I have been glued to one book the past week – ‘The Immortals of Meluha‘. I don’t think there was a better time I laid my hands on this one. The book is a work of fiction gelled in with historical facts and myths, which portrays Lord Shiva – not as a mythological figure, but as a human being who walked on this very earth, who went on to realise the God in him because of his deeds, his karma.
There is one particular instance from this book, which i felt was very insightful. In Shiva’s dream, he visits the temple of Meru he had previously visited in person, and talks to the Pandit. When Shiva asks him questions, the Pandit tells him that the only answers he can give are to those questions that Shiva himself has the answers for, existing somewhere in his consciousness but which he hasn’t chosen to listen to yet. He was there to help Shiva find what he already knew.

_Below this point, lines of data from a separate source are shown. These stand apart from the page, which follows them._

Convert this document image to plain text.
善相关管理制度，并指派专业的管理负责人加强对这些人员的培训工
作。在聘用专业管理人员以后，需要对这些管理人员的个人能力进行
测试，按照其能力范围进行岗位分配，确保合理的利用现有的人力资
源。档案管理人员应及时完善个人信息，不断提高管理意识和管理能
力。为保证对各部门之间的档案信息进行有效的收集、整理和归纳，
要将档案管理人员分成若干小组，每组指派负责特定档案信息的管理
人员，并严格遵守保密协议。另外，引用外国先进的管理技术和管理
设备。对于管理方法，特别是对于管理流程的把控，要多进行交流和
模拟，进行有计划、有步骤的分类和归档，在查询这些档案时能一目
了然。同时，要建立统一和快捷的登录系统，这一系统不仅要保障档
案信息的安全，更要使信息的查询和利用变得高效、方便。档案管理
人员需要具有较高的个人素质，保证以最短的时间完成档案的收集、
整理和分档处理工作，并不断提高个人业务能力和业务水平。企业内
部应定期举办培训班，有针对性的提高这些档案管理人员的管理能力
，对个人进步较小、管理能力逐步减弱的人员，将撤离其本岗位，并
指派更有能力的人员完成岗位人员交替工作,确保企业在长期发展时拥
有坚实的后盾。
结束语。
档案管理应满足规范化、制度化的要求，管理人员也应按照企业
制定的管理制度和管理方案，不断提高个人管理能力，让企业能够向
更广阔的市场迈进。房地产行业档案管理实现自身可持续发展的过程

Here’s the excerpt of that part from the book modified to suit my post.
Pandit- What color is the leaf?
Shiva- It’s green.
Pandit- Why do you think it appears green to you?

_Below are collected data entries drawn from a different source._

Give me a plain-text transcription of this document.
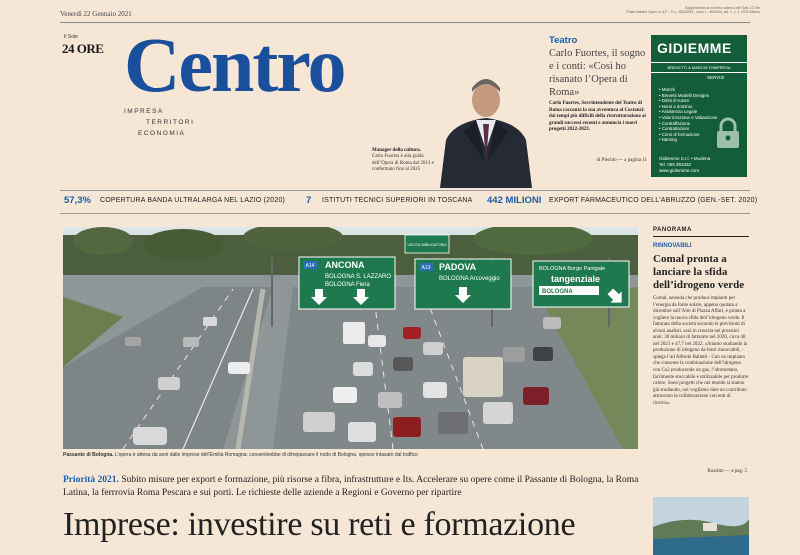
Venerdì 22 Gennaio 2021
Supplemento al numero odierno del Sole 24 Ore
Poste italiane Sped. in A.P. - D.L. 353/2003 - conv. L. 46/2004, art. 1, c. 1, DCB Milano
Il Sole
24 ORE Centro
IMPRESA
TERRITORI
ECONOMIA
Manager della cultura.
Carlo Fuortes è alla guida dell’Opera di Roma dal 2013 e confermato fino al 2025
Teatro
Carlo Fuortes, il sogno e i conti: «Così ho risanato l’Opera di Roma»
Carlo Fuortes, Sovrintendente del Teatro di Roma racconta la sua avventura al Costanzi: dai tempi più difficili della ristrutturazione ai grandi successi recenti e annuncia i nuovi progetti 2022-2023.
di Plechio — a pagina 11
GIDIEMME
BREVETTI & MARCHI D’IMPRESA
SERVIZI
• Marchi
• Brevetti Modelli Designs
• Diritti d’Autore
• Nomi a dominio
• Assistenza Legale
• Valorizzazione e Valutazione
• Contraffazione
• Contrattazioni
• Corsi di formazione
• Naming
Gidiemme S.r.l. • Modena
Tel. 059 353332
www.gidiemme.com
57,3% COPERTURA BANDA ULTRALARGA NEL LAZIO (2020) 7 ISTITUTI TECNICI SUPERIORI IN TOSCANA 442 MILIONI EXPORT FARMACEUTICO DELL’ABRUZZO (GEN.-SET. 2020)
USCITA OBBLIGATORIA
A14 ANCONA
BOLOGNA S. LAZZARO
BOLOGNA Fiera
A13 PADOVA
BOLOGNA Arcoveggio
BOLOGNA Borgo Panigale
tangenziale
BOLOGNA
Passante di Bologna. L’opera è attesa da anni dalle imprese dell’Emilia Romagna: consentirebbe di oltrepassare il nodo di Bologna, spesso intasato dal traffico
Priorità 2021. Subito misure per export e formazione, più risorse a fibra, infrastrutture e Its. Accelerare su opere come il Passante di Bologna, la Roma Latina, la ferrrovia Roma Pescara e sui porti. Le richieste delle aziende a Regioni e Governo per ripartire
Imprese: investire su reti e formazione
PANORAMA
RINNOVABILI
Comal pronta a lanciare la sfida dell’idrogeno verde
Comal, azienda che produce impianti per l’energia da fonte solare, appena quotata a dicembre sull’Aim di Piazza Affari, è pronta a cogliere la nuova sfida dell’idrogeno verde. Il fatturato della società secondo le previsioni di alcuni analisti, sarà in crescita nei prossimi anni: 30 milioni di fatturato nel 2020, circa 40 nel 2021 e 47,7 nel 2022. «Stiamo studiando la produzione di idrogeno da fonti rinnovabili, - spiega l’ad Alfredo Balletti - Con un impianto che consente la combinazione dell’idrogeno con Co2 producendo un gas, l’idrometano, facilmente stoccabile e utilizzabile per produrre calore. Sono progetti che nel mondo si stanno già studiando, noi vogliamo dare un contributo attraverso la collaborazione con enti di ricerca».
Rossitto — a pag. 5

Shiva- Because it is green!
Pandit- Scientifically why does the leaf appear green to you?
Shiva- White sunlight falls on the leaf. The leaf’s physical properties are such that it absorbs all the colors except green, which is then reflected back to my eyes.
Pandit- Exactly! Now think about the color of the leaf from the perspective of the leaf itself. Isn’t its color every single color in the world except green?
Shiva-(stunned into silence by the simplicity of the argument)
Pandit- There are many realities, many versions of what may seem obvious. What appears as the unshakeable truth might be the exact opposite in another context. It is the context or perspective that you’re looking from that moulds which particular reality you see. Are your eyes capable of seeing another reality?
This part of the book amazed me by the simplicity of the concept. It’s so right when they say – Step into a man’s shoes before judging him! Same thing stands for this situation. The grass will always be greener or the views will always seem more wrong on the other side. It all depends on which side we choose to live on! Personally, I chose to be on the ‘fighting for what caused his death’ side. I thought quietly mourning over him would probably lead to another mourning for another friend in future if steps were not taken immediately. We cannot bring him back, but we can try our best to make sure this unfortunate incident doesn’t repeat itself. I cannot say the others are wrong, nor can they say I am. To each their own. At the end what matters is where your loyalty lies. As long as we were loyal to our dear college-mate, Ishan, it doesn’t matter which way we chose to show it. So in conclusion, there can be no conclusion!